If you become a biologist, you will be able to help improve our planet’s health in many different ways (Fig. 48.23). Field biologists are needed to document Earth’s true biological diversity, even as much of it comes under threat. Physiologists are needed to understand how species respond to environmental change. And ecologists and population geneticists are needed to discover the principles that govern species interactions in communities, so that we can understand how physiological responses to global change in one species will affect the fortunes of others. Only then will we be able to design effective ways to preserve the world’s biodiversity. Molecular biologists will help us to combat disease in new ways, and geneticists will develop crops that yield more food, even as temperature and rainfall patterns change. Perhaps most important, biologists will work with economists, lawmakers, and others to ensure that government policies reflect what we know about the natural world on which we all depend.

Figure 48.23: Human impact.Scientists, doctors, teachers, and informed citizens can make a difference.

If you become a doctor, you will have many opportunities to improve the health of people in countries around the world (Fig. 48.23). Through laboratory research physicians will discover new ways to treat cancer, malaria, HIV, and a host of other diseases. And by treating patients in new ways, doctors will reduce the threat of antibiotic-resistant pathogens. Working with government and private agencies, doctors will help to ensure clean water and adequate food for people in parts of Africa, Asia, and wherever else the basic needs of life pose an ongoing challenge.

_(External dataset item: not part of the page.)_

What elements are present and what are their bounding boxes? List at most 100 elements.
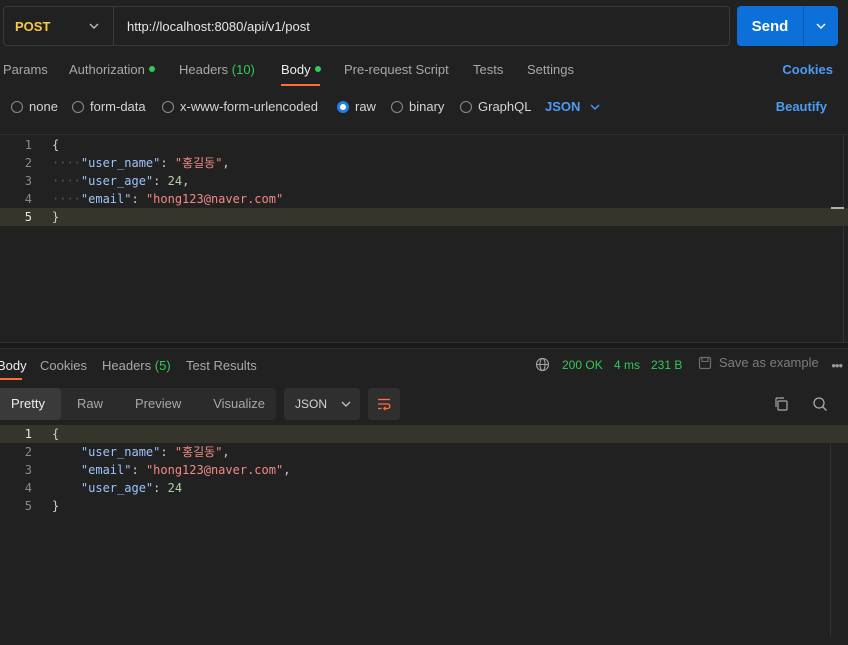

If you become a teacher, you will have a particularly important role in making sure that our children have the knowledge they need to meet the challenges of life in the Anthropocene Period (Fig. 48.23). And, perhaps most important, by choosing to be a responsible citizen, you can help to ensure that your family, your workplace, and your government make wise choices. As individuals, we all have a responsibility to make wise choices in our lives, and in an age of environmental change, knowledge of Earth and life provides a key framework for personal choice. As citizens, our votes shape governments, and biological education can help to ensure wise leadership.

We cannot change the world we’ve been given, but we can and will influence the one our children inherit. It is easy to despair about the future, but as the novelist Philip Pullman put it, “Hope is not the name of a temperament, or of an emotion, but of a virtue.” Hope inspires action, and our collective capacity for positive change is great. Knowledge of biology will not by itself ensure that humanity’s golden age can be sustained in coming years, but it will surely be an important part of our solutions.